5. The pressure balanced water-based proportional reversing valve according to claim 4, wherein the liquid-intake valve spool includes a first segment, a second segment, and a third segment, the second segment is connected between the first segment and the third segment, a radial dimension of an outer peripheral surface of the second segment is larger than a radial dimension of an outer peripheral surface of the first segment, a radial dimension of an outer peripheral surface of the first segment is larger than a radial dimension of an outer peripheral surface of the third segment, a radial dimension of a peripheral wall surface of the first cavity is equal to a radial dimension of an outer peripheral surface of the third segment, a radial dimension of an outer peripheral surface of the first segment is equal to a radial dimension of a peripheral wall surface of the communication chamber,

the liquid return valve core comprises a fourth section and a fifth section, the radial dimension of the outer peripheral surface of the first section is equal to the radial dimension of the outer peripheral surface of the fourth section, and the radial dimension of the outer peripheral surface of the third section is equal to the radial dimension of the outer peripheral surface of the fifth section.

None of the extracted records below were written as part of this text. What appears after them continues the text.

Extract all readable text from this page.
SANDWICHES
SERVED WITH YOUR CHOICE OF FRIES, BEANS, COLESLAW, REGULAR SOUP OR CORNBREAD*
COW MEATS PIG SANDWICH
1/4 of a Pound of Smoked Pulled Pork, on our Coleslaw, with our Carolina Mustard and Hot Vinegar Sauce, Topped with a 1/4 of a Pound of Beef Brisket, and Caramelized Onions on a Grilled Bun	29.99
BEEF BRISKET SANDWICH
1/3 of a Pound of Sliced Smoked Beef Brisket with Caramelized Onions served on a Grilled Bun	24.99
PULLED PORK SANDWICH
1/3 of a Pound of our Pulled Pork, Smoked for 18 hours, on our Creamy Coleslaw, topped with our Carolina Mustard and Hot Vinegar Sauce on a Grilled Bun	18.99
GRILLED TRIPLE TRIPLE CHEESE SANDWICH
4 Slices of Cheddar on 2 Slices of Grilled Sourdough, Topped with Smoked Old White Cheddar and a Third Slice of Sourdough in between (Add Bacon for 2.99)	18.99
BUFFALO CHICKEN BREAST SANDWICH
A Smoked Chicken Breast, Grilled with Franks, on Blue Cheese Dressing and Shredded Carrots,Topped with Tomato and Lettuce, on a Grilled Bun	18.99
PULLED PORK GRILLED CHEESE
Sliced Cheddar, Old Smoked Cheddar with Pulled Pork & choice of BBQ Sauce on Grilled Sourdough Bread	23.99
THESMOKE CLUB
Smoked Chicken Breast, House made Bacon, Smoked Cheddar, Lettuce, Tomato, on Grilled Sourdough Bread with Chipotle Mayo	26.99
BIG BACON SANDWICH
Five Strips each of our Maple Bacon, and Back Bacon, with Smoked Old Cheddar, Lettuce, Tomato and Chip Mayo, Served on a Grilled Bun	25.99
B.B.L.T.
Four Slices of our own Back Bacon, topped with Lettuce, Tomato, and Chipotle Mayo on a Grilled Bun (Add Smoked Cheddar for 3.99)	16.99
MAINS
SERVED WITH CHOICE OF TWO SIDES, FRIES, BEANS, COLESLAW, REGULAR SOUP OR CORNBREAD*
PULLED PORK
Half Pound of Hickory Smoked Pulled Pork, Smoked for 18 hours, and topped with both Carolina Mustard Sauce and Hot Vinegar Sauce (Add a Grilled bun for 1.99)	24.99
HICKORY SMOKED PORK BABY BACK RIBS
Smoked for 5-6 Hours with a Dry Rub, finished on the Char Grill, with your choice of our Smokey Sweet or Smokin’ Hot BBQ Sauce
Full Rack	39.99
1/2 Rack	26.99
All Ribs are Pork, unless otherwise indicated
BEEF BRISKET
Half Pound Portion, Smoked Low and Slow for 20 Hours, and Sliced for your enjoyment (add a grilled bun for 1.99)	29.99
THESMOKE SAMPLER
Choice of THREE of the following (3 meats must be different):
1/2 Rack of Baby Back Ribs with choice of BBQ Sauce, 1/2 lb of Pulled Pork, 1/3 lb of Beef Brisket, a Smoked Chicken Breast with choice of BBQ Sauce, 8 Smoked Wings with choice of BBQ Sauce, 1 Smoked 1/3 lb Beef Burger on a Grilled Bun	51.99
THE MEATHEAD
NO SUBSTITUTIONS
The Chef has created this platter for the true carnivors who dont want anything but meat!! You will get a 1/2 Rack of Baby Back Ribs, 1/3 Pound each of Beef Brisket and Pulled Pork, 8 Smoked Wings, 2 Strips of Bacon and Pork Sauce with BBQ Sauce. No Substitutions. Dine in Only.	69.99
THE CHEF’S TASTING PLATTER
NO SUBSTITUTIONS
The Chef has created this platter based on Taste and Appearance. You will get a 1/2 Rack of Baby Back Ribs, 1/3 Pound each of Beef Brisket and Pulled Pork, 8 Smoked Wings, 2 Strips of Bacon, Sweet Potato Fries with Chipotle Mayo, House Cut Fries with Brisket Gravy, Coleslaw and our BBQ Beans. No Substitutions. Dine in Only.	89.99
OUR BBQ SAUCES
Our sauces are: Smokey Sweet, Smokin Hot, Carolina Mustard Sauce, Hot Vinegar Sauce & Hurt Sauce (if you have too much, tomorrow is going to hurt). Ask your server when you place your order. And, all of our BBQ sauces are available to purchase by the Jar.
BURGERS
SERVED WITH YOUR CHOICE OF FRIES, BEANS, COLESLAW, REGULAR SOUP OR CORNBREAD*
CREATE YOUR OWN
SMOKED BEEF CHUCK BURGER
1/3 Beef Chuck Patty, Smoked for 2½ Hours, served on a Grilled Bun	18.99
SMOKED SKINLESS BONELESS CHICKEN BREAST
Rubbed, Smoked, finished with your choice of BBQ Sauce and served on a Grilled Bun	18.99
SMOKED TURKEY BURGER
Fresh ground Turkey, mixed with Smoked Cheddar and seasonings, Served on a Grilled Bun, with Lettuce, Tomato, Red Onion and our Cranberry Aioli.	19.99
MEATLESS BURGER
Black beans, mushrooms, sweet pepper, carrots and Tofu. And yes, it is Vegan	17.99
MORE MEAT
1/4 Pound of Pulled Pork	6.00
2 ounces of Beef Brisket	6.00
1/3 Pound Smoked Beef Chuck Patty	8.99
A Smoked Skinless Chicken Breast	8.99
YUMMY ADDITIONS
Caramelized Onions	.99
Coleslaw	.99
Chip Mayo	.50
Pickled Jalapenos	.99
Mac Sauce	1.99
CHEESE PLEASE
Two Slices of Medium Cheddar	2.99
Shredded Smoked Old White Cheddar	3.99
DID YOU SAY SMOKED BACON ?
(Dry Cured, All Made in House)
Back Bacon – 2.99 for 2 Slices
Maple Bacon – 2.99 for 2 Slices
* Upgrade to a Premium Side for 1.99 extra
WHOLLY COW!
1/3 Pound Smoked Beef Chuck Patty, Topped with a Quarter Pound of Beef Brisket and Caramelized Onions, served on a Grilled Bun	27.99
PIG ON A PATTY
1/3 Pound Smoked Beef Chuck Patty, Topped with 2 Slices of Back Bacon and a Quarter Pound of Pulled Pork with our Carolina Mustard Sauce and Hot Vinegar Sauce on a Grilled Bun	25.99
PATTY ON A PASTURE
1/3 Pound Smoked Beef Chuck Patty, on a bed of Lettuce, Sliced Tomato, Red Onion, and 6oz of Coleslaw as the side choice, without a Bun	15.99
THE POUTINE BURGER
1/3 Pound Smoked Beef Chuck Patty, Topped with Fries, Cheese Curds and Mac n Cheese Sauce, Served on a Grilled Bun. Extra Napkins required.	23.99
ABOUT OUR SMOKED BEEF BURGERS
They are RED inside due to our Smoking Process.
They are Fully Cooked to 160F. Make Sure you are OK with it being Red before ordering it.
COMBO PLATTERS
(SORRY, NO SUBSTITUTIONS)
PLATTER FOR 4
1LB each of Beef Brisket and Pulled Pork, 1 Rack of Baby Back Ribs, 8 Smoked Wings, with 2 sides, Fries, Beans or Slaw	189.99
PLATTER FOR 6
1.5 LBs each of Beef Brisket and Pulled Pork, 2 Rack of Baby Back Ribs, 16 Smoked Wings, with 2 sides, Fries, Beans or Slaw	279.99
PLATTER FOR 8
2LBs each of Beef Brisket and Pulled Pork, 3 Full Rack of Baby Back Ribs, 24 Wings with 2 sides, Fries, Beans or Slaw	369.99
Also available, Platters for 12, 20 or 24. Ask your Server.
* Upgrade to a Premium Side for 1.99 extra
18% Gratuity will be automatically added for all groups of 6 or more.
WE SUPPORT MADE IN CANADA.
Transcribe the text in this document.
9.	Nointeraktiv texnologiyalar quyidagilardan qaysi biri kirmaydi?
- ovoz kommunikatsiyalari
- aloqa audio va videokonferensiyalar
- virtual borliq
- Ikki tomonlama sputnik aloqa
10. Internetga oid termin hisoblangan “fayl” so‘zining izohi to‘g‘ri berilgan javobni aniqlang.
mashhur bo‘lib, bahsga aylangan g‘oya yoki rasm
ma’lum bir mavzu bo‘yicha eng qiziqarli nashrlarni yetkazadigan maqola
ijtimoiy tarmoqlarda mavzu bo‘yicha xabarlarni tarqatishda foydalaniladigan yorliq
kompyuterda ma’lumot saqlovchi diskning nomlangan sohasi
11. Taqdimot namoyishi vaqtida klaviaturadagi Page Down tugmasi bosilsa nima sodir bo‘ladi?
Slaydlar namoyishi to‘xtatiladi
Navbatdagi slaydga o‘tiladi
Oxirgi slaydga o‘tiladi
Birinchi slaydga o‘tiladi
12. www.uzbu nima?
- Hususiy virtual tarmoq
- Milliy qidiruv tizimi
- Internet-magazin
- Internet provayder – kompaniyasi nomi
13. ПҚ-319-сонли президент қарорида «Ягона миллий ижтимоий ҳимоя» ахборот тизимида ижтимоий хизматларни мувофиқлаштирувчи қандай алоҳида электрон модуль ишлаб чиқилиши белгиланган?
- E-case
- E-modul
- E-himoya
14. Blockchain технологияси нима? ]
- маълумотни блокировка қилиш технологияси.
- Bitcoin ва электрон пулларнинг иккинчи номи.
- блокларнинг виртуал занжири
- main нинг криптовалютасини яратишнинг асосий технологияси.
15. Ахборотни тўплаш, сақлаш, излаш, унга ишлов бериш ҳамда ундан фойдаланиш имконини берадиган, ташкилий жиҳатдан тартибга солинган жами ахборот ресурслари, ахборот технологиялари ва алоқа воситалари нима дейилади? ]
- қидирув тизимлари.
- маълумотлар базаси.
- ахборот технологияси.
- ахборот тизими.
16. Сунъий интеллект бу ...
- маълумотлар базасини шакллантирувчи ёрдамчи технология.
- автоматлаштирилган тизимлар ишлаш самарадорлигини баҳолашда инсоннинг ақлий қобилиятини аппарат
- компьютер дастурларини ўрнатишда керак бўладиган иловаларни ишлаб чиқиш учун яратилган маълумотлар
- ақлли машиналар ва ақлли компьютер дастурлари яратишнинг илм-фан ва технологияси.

6. The pressure balanced, water-based proportional reversing valve of claim 5, wherein one end of the first segment extends into the inlet valve control chamber, at least a portion of the second segment is positioned within the inlet chamber, and the third segment extends through the first throughbore.

7. The pressure balanced, water-based proportional reversing valve of claim 5, wherein the inlet valve control chamber, the inlet chamber, the return chamber, the pilot control chamber, and the return valve control chamber are sequentially spaced apart along an axial direction of the housing, the fourth segment is positioned between the return chamber and the pilot control chamber, and the fourth cavity extends through an end of the return spool adjacent the second side.

8. The pressure balanced water-based proportional reversing valve according to claim 5, wherein the liquid inlet valve control chamber, the liquid inlet chamber, the liquid return valve control chamber and the pilot control chamber are sequentially arranged at intervals along the axial direction of the shell, the fourth section is positioned between the liquid return chamber and the pilot control chamber, the liquid return valve core is further provided with a second communication port, and the second communication port is communicated with the fourth cavity and the liquid return valve control chamber.

9. The pressure balanced, water-based proportional reversing valve of any one of claims 5 to 8, further comprising a second return spring, at least a portion of the second return spring being located within the third cavity, one end of the second return spring being in contact with the second valve seat and the other end of the second return spring being in contact with the return spool.

10. The pressure balance type water-based proportional reversing valve according to any one of claims 5 to 8, wherein a first conical port is formed in one side, adjacent to the first side surface, of the communication cavity, a part of the outer peripheral surface of the second section is a conical surface, an annular edge formed by intersecting the peripheral wall surface of the communication cavity with the peripheral wall surface of the first conical port is tangential to the conical surface, and the first communication port, the communication cavity and the first conical port form the liquid inlet valve port;

the side of the third cavity adjacent to the first side face is provided with a second conical opening, the second conical opening forms the liquid return valve port, the side of the second valve seat adjacent to the second side face is provided with an annular convex face, and the annular convex face can be tangent to the peripheral wall face of the second conical opening.